Union Busting and Workplace Resistance
by Freddy Reiber
What is Alt-Tech?
by Tyler Calabrese
Freddy: Despite high approval ratings for unions and growing worker interest in organizing, employees in the United States still face significant barriers to securing collective bargaining agreements. A key factor is employer counter-organizing: efforts to suppress unionization through rule changes, retaliation, and disruption. Designing sociotechnical tools and strategies to resist these tactics requires a deeper understanding of the role computing technologies play in counter-organizing against unionization. In this paper, we examine three high-profile organizing effort using publicly available sources to identify four recurring technological tactics: surveillance, spacing, screaming and scabbing. We analyze how these tactics operate across contexts, highlighting their digital dimensions and strategic deployment. We conclude with implications for organizing in digitally-mediated workplaces, directions for future research, and emergent forms of worker resistance.

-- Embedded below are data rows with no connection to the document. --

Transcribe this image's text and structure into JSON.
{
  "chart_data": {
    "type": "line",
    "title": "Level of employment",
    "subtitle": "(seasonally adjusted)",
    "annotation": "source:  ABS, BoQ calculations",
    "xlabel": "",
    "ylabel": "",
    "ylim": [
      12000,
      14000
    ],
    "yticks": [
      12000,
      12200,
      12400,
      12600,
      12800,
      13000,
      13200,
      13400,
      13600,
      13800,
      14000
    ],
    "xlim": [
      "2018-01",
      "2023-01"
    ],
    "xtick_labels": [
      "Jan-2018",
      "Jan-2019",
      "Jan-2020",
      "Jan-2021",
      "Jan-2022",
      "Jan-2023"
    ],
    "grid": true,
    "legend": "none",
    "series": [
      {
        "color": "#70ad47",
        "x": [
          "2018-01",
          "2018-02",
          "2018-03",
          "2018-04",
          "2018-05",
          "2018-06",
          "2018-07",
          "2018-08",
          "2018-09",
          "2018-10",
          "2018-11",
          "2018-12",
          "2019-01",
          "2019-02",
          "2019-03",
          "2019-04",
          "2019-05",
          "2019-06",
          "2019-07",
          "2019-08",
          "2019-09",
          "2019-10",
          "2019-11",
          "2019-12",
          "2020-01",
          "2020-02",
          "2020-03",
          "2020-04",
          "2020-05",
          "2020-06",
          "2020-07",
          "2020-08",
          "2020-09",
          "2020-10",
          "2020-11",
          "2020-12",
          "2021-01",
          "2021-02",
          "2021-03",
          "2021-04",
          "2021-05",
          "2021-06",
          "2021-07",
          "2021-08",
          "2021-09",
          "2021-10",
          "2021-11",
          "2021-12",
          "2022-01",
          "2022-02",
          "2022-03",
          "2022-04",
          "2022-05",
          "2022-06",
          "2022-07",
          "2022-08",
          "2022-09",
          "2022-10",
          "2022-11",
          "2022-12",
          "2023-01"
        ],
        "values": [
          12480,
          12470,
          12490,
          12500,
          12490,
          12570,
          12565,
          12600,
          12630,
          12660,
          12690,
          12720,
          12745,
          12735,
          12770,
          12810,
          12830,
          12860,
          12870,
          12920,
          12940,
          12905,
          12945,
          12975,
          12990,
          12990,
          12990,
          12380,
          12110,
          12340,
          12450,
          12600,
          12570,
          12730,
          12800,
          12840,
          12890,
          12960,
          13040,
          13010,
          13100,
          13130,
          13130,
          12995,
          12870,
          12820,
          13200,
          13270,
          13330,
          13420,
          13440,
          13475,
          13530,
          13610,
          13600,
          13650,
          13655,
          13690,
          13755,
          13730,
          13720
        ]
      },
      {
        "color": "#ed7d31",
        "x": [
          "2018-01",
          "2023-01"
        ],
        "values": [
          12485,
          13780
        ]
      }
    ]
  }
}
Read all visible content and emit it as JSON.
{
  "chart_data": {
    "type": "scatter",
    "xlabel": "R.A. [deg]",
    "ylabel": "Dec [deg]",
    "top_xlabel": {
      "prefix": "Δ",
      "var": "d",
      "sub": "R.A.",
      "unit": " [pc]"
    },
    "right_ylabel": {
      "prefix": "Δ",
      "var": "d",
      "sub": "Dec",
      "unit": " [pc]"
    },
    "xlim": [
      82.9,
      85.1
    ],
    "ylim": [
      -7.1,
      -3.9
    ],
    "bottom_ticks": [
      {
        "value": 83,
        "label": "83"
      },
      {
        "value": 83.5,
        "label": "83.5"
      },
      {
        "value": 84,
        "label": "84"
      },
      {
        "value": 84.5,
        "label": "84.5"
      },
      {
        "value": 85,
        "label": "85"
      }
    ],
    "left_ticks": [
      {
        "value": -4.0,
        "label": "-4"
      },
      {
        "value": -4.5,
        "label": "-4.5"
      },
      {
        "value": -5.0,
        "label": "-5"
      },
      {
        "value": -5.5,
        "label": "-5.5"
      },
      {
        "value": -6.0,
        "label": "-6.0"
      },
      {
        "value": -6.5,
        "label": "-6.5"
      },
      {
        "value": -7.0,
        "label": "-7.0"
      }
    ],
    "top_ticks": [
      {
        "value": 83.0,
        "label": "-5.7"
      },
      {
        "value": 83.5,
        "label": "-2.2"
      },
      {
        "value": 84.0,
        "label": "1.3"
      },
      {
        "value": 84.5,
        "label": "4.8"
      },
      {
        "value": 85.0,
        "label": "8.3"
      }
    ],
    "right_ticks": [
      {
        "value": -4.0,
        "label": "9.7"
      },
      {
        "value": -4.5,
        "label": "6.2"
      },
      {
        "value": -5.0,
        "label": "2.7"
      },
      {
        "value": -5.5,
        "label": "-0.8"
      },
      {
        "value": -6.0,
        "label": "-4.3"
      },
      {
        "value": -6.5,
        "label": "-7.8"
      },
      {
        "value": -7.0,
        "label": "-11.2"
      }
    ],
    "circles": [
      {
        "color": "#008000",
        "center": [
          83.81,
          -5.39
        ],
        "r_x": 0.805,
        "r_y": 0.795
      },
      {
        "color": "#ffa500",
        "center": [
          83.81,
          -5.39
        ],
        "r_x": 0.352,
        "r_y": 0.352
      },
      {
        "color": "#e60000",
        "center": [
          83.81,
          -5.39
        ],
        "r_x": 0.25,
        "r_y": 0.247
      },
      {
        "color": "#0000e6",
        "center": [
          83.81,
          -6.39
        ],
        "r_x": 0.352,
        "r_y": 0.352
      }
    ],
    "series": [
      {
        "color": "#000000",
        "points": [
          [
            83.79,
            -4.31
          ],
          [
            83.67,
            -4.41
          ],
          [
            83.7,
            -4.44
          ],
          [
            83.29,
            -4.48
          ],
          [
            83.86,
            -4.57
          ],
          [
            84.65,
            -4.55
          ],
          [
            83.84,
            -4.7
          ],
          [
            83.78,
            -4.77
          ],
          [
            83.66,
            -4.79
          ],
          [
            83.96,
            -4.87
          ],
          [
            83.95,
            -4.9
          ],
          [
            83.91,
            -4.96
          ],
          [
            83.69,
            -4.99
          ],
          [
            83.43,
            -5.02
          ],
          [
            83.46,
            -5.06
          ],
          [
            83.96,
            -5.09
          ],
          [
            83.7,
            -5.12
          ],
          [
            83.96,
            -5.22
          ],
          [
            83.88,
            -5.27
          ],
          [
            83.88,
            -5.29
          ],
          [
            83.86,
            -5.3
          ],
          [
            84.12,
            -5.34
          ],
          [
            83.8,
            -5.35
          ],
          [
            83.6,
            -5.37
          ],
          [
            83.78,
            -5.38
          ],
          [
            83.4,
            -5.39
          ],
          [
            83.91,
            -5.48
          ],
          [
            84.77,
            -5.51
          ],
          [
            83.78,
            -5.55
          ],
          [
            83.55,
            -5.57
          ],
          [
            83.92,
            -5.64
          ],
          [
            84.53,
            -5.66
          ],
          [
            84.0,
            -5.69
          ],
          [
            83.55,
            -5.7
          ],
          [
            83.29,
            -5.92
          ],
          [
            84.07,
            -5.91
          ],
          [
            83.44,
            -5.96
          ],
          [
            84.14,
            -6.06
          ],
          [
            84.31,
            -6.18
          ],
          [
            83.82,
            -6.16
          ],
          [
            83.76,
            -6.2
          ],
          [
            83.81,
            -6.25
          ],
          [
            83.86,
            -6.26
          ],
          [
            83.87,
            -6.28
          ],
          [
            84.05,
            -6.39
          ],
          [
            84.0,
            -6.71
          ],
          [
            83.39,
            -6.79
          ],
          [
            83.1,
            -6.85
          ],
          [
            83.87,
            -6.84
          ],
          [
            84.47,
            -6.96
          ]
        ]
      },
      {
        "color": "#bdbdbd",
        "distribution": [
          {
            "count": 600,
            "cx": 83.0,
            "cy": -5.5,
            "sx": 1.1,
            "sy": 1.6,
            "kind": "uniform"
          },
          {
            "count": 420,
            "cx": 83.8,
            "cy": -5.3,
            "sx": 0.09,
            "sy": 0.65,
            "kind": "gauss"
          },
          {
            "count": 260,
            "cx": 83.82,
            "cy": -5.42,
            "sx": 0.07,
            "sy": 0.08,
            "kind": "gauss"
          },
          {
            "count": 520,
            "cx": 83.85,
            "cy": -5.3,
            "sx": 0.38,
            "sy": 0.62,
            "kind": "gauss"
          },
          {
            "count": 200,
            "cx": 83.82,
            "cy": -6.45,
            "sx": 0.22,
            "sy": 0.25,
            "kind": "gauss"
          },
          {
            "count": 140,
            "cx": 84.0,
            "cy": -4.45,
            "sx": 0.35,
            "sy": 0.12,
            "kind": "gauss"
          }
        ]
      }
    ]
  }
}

Tyler: The past fifteen years have seen radical changes in the risks and stigma associated with far right activism in the United States. This talk examines one facet of this progression, the rise of the "alt-tech" media ecosystem in response to both deplatforming and deplatformization on the part of mainstream technology vendors. We will cover some recent history of the American far right; the meaning and current state of alt-tech; and alt-tech's relevance to broader questions about how far-right political actors reason about online privacy and social media use.
Speakers

Freddy Reiber
Freddy is a third-year PhD student in the Computing and Data Science department at Boston University, and advised by the fantastic Allison McDonald. His work explores how power dynamics are shifted by technology with a focus on applying human-driven methods to complex issues. Currently, his projects are on 2nd order dynamics in digital spaces within labor unions and the motivations used by cryptographers for their research.

Tyler Calabrese
Tyler Calabrese is a PhD student at Boston University's Faculty of Computing and Data Sciences, working with Allison McDonald. Previously, he worked as a Software Developer at Strike Technologies and earned his Bachelor's in Computer Science and English from Tufts University. His research interests include usable privacy and security, particularly in the context of state and workplace surveillance.